While somewhat unexpected, given the high levels of war exposure in Syrian refugees, the findings align with recent studies of US children living in adversity, researchers say.
The study published in Child Development, is the first to test executive function—a set of higher-order cognitive skills required for abstract thinking, decision making, and executing complex plans—in displaced Syrian youth and their Jordanian peers.
Displaced and non-displaced youth did not significantly differ in their working memory (the ability to keep goals in mind) or their inhibitory control (the capacity to resist impulses), suggesting that war-related trauma itself may not negatively impact people’s executive function.
However, the study did find evidence that the burden of household poverty, rather than trauma and violence, affect displaced adolescents’ working memory—which, by extension, can harm their ability to succeed in school or the labor market.
Child refugees living under adversity
The finding is consistent with recent studies of children living under adversity in the United States that found a disassociation between poverty and violence in predicting executive function, the researchers note.
“It’s striking that poverty alone influenced working memory, given the multiple war-related trauma the Syrian youth in our study had experienced,” says Catherine Panter-Brick, professor of anthropology at Yale University and the study’s principal investigator.
“Our study is the first to test cognitive skills in real-life settings and to disentangle the impacts of poverty, violence, levels of insecurity, and symptoms of post-traumatic disorder for both refugee and non-refugee populations. It offers important insights into links between childhood adversity and cognitive function.”
Researchers looked at 240 Syrian refugee and 210 Jordanian non-refugee adolescents between the ages of 12 and 18. The participants lived in four cities in northern Jordan—Irbid, Jarash, Mafraq, and Zarqa—that the Syrian crisis has heavily affected. Researchers assigned the youth tasks on tablet devices to assess skills related to working memory and inhibitory control.

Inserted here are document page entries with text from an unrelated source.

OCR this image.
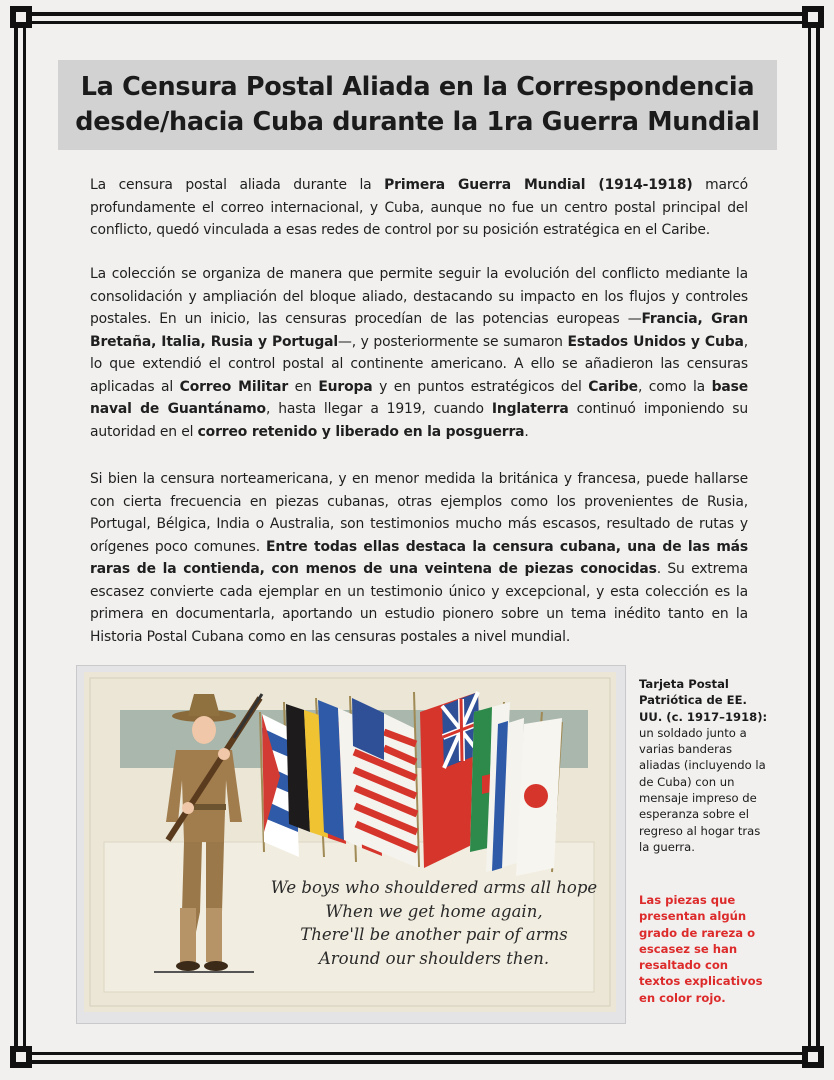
La Censura Postal Aliada en la Correspondencia
desde/hacia Cuba durante la 1ra Guerra Mundial

La censura postal aliada durante la Primera Guerra Mundial (1914-1918) marcó profundamente el correo internacional, y Cuba, aunque no fue un centro postal principal del conflicto, quedó vinculada a esas redes de control por su posición estratégica en el Caribe.

La colección se organiza de manera que permite seguir la evolución del conflicto mediante la consolidación y ampliación del bloque aliado, destacando su impacto en los flujos y controles postales. En un inicio, las censuras procedían de las potencias europeas —Francia, Gran Bretaña, Italia, Rusia y Portugal—, y posteriormente se sumaron Estados Unidos y Cuba, lo que extendió el control postal al continente americano. A ello se añadieron las censuras aplicadas al Correo Militar en Europa y en puntos estratégicos del Caribe, como la base naval de Guantánamo, hasta llegar a 1919, cuando Inglaterra continuó imponiendo su autoridad en el correo retenido y liberado en la posguerra.

Si bien la censura norteamericana, y en menor medida la británica y francesa, puede hallarse con cierta frecuencia en piezas cubanas, otras ejemplos como los provenientes de Rusia, Portugal, Bélgica, India o Australia, son testimonios mucho más escasos, resultado de rutas y orígenes poco comunes. Entre todas ellas destaca la censura cubana, una de las más raras de la contienda, con menos de una veintena de piezas conocidas. Su extrema escasez convierte cada ejemplar en un testimonio único y excepcional, y esta colección es la primera en documentarla, aportando un estudio pionero sobre un tema inédito tanto en la Historia Postal Cubana como en las censuras postales a nivel mundial.

We boys who shouldered arms all hope
When we get home again,
There'll be another pair of arms
Around our shoulders then.
Tarjeta Postal Patriótica de EE. UU. (c. 1917–1918): un soldado junto a varias banderas aliadas (incluyendo la de Cuba) con un mensaje impreso de esperanza sobre el regreso al hogar tras la guerra.
Las piezas que presentan algún grado de rareza o escasez se han resaltado con textos explicativos en color rojo.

The researchers used survey measures to assess poverty, levels of trauma exposure, post-traumatic stress disorder (PTSD), and insecurity. They conducted analyses to learn whether any of those factors predicted the youths’ performance on tasks involving inhibitory control and working memory.

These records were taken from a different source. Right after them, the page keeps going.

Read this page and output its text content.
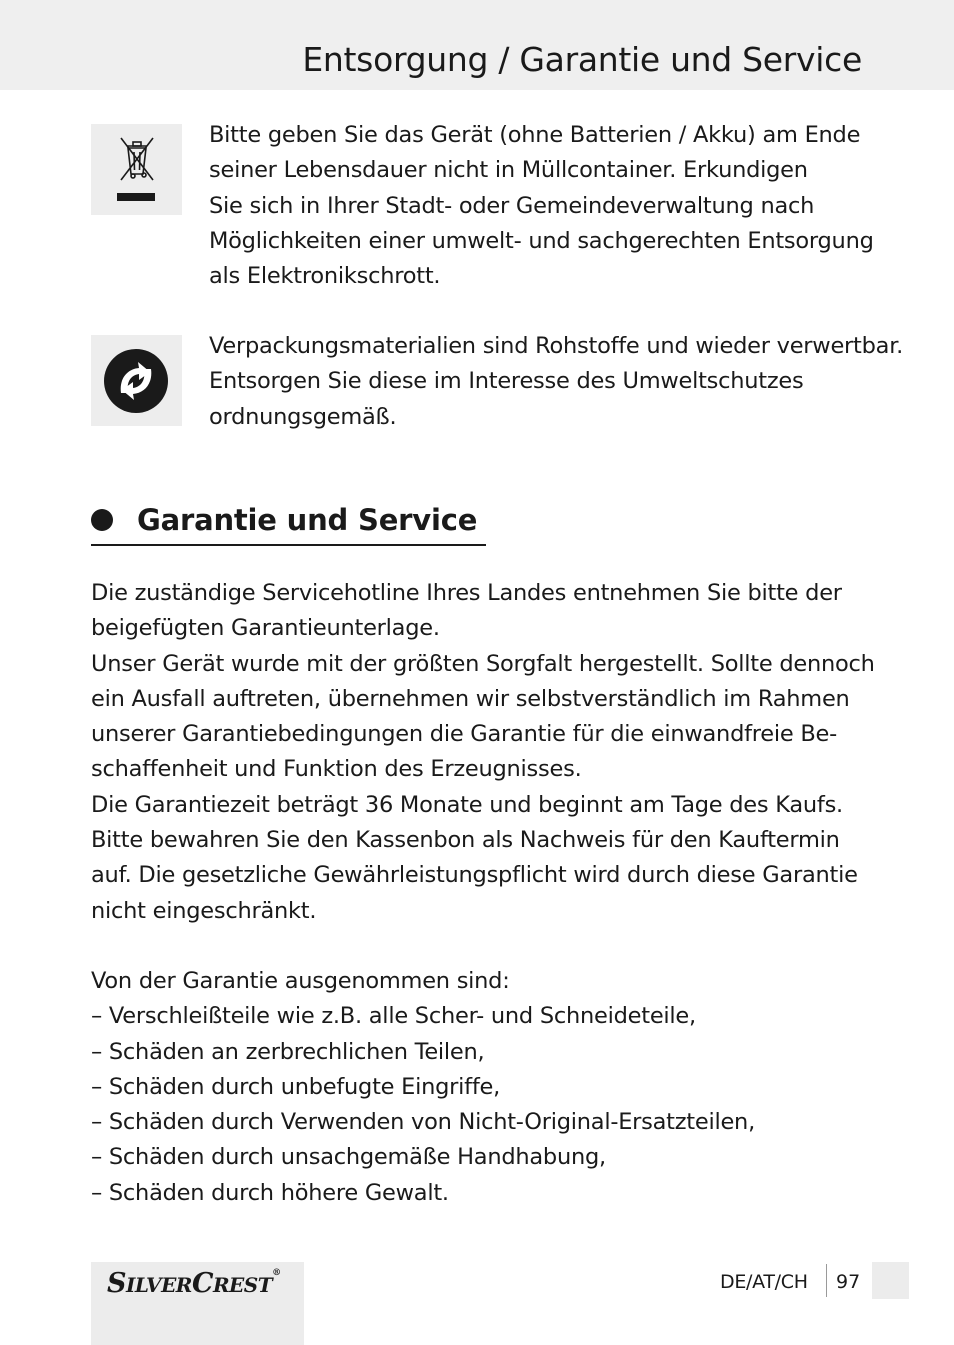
Entsorgung / Garantie und Service
Bitte geben Sie das Gerät (ohne Batterien / Akku) am Ende
seiner Lebensdauer nicht in Müllcontainer. Erkundigen
Sie sich in Ihrer Stadt- oder Gemeindeverwaltung nach
Möglichkeiten einer umwelt- und sachgerechten Entsorgung
als Elektronikschrott.
Verpackungsmaterialien sind Rohstoffe und wieder verwertbar.
Entsorgen Sie diese im Interesse des Umweltschutzes
ordnungsgemäß.
Garantie und Service
Die zuständige Servicehotline Ihres Landes entnehmen Sie bitte der
beigefügten Garantieunterlage.
Unser Gerät wurde mit der größten Sorgfalt hergestellt. Sollte dennoch
ein Ausfall auftreten, übernehmen wir selbstverständlich im Rahmen
unserer Garantiebedingungen die Garantie für die einwandfreie Be-
schaffenheit und Funktion des Erzeugnisses.
Die Garantiezeit beträgt 36 Monate und beginnt am Tage des Kaufs.
Bitte bewahren Sie den Kassenbon als Nachweis für den Kauftermin
auf. Die gesetzliche Gewährleistungspflicht wird durch diese Garantie
nicht eingeschränkt.
Von der Garantie ausgenommen sind:
– Verschleißteile wie z.B. alle Scher- und Schneideteile,
– Schäden an zerbrechlichen Teilen,
– Schäden durch unbefugte Eingriffe,
– Schäden durch Verwenden von Nicht-Original-Ersatzteilen,
– Schäden durch unsachgemäße Handhabung,
– Schäden durch höhere Gewalt.
SILVERCREST®	DE/AT/CH 97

The only association they observed was between poverty and working memory in the displaced youth. They did not see the association among the Jordanian youth, potentially because not enough variation in household wealth existed in this sample, the researchers say.

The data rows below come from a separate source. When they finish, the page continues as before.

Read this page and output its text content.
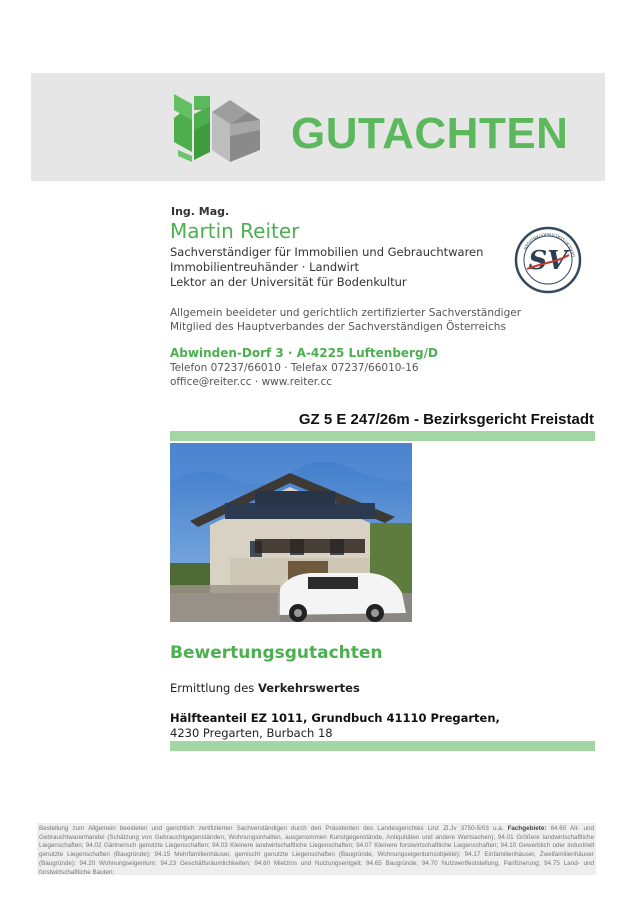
GUTACHTEN
Ing. Mag.
Martin Reiter
Sachverständiger für Immobilien und Gebrauchtwaren
Immobilientreuhänder · Landwirt
Lektor an der Universität für Bodenkultur
GERICHTSSACHVERSTÄNDIGER SV
Allgemein beeideter und gerichtlich zertifizierter Sachverständiger
Mitglied des Hauptverbandes der Sachverständigen Österreichs
Abwinden-Dorf 3 · A-4225 Luftenberg/D
Telefon 07237/66010 · Telefax 07237/66010-16
office@reiter.cc · www.reiter.cc
GZ 5 E 247/26m - Bezirksgericht Freistadt
Bewertungsgutachten
Ermittlung des Verkehrswertes
Hälfteanteil EZ 1011, Grundbuch 41110 Pregarten,
4230 Pregarten, Burbach 18
Bestellung zum Allgemein beeideten und gerichtlich zertifizierten Sachverständigen durch den Präsidenten des Landesgerichtes Linz Zl.Jv 3750-5/03 u.a. Fachgebiete: 84.60 Alt- und Gebrauchtwarenhandel (Schätzung von Gebrauchtgegenständen, Wohnungsinhalten, ausgenommen Kunstgegenstände, Antiquitäten und andere Wertsachen); 94.01 Größere landwirtschaftliche Liegenschaften; 94.02 Gärtnerisch genutzte Liegenschaften; 94.03 Kleinere landwirtschaftliche Liegenschaften; 94.07 Kleinere forstwirtschaftliche Liegenschaften; 94.10 Gewerblich oder industriell genutzte Liegenschaften (Baugründe); 94.15 Mehrfamilienhäuser, gemischt genutzte Liegenschaften (Baugründe, Wohnungseigentumsobjekte); 94.17 Einfamilienhäuser, Zweifamilienhäuser (Baugründe); 94.20 Wohnungseigentum; 94.23 Geschäftsräumlichkeiten; 94.60 Mietzins und Nutzungsentgelt; 94.65 Baugründe; 94.70 Nutzwertfeststellung, Parifizierung; 94.75 Land- und forstwirtschaftliche Bauten;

5.7 million displaced people
Since hostilities began in 2011, the Syrian crisis has forced nearly 5.7 million people to flee the country while another 6.5 million Syrians are internally displaced, creating the world’s largest refugee crisis since World War II, according to the Office of the United Nations High Commissioner for Refugees. Currently, there are currently, 28 million displaced children worldwide.
“Humanitarian agencies working with war-affected populations often hope to boost the ‘soft skills’ of socioemotional learning as well as educational achievement in childhood and adolescence,” says Panter-Brick.
“Working memory matters for learning outcomes, and what matters for working memory is the ongoing burden of poverty, more so than past exposure to violence.”
Panter-Brick’s research team, working with the same cohort of Syrian youth, has developed and tested a tool for measuring resilience in Syrian refugee youth; evaluated the effectiveness of a humanitarian intervention meant to improve the mental health of youth affected by the Syrian crisis; and showed that a humanitarian program reduced levels of cortisol, a hormone associated with stress.
Additional coauthors are from Harvard University, Queen Mary University of London, Hashemite University and the University of Richmond, the University of Wisconsin Madison, and the University of North Carolina at Chapel Hill.
Funding for the research, conducted in collaboration with Mercy Corps, a global non-governmental, humanitarian aid organization, came from Elrha’s Research for Health in Humanitarian Crises (R2HC), which in turn receives funding from the Wellcome Trust and the government of the United Kingdom.